Enhanced Viro-Immunotherapy for Breast Cancer Brain Metastasis - PROJECT SUMMARY/ABSTRACT
Breast cancer brain metastasis (BCBM) is a major clinical challenge due to their poor response to therapeutic
options. Although the survival rate of breast cancer (BC) patients has improved, the incidence of BCBM is
increasing with recent advance in diagnostic imaging and systemic therapy, and long-term survival rates for
these patients are unacceptably low, urgently calling for new interventions. Oncolytic herpes simplex virus-1
(oHSV) therapy is the most advanced virotherapy as approved by FDA for melanoma in the U.S. and
conditionally for glioblastoma in Japan. However, accumulating clinical data is revealing that oHSV treatment
very weakly induces a systemic anti-tumor immune response which is often offset by the immunosuppressive
tumor microenvironment (TME). Thus, mechanistic identification of the anti-viral resistance is a key to maximize
its therapeutic efficacy. In BCBM, we observed that oHSV therapy induces insulin-like growth factor 2 (IGF2)
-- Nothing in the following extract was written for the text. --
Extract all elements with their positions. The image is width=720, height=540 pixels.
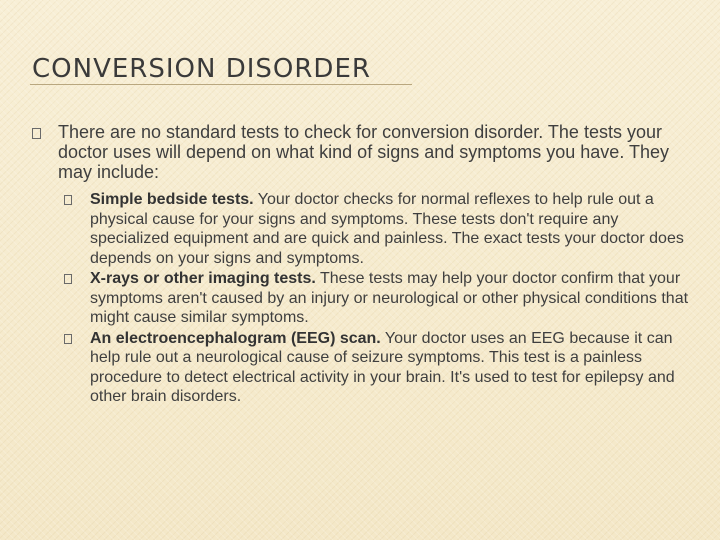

expression and secretion, sustaining pro-inflammatory neutrophils in the TME and polarization change to pro-
tumoral neutrophils, hampering the virus propagation and discouraging the development of a strong adaptive
anti-tumoral immune response. Additionally, we found that infiltrated neutrophils by oHSV therapy induces
neutrophil extracellular trap (NET) formation (also called “NETosis”), hampering the therapeutic efficiency of
Viro-Immunotherapy. The overarching goal of this application is to identify the ultimate cause of the poor clinical
response of cancer patients to oHSV therapy, and develop a more effective novel viral immunotherapy for
incurable BCBM. We aim to achieve our goal by deciphering anti-viral resistance mechanism behind oHSV-
induced IGF2/microglia/neutrophil axis, and evaluating therapeutic benefit of IGF2 inhibition and NET
degradation on oHSV therapy. To compromise oHSV-induced IGF2 and its signaling pathways, we generated a
novel IGF2-scavanging oHSV (oHSV-D11mt) and will investigate the therapeutic benefit when combined with
radiation therapy, which has also been hindered by IGF2, neutrophil infiltration and NETosis. We also generated
actin resistant DNase1-expressing oHSV (oHSV-haDNase1) to degrade the NETs for enhanced virus
propagation and access to infiltrating cytotoxic lymphocytes. To test these hypotheses, we will investigate the
contradictory roles of IGF2 in virus clearance and tumor progression (Aim 1), evaluate therapeutic potential of
IGF2-scavenging oHSV-D11mt in combination with radiotherapy (Aim 2), and assess the preclinical efficacy of
NET-mitigating oHSV-haDNase1 (Aim 3). The successful completion of this proposed study is expected to unveil
the role of neutrophil infiltration and NET formation induced by oHSV therapy, and elucidate why oHSV therapy
was not as successful as viral immunotherapy as expected. Therefore, it will accelerate the translation of oHSV
therapy into an efficient and improved treatment modality for the patients with BCBM.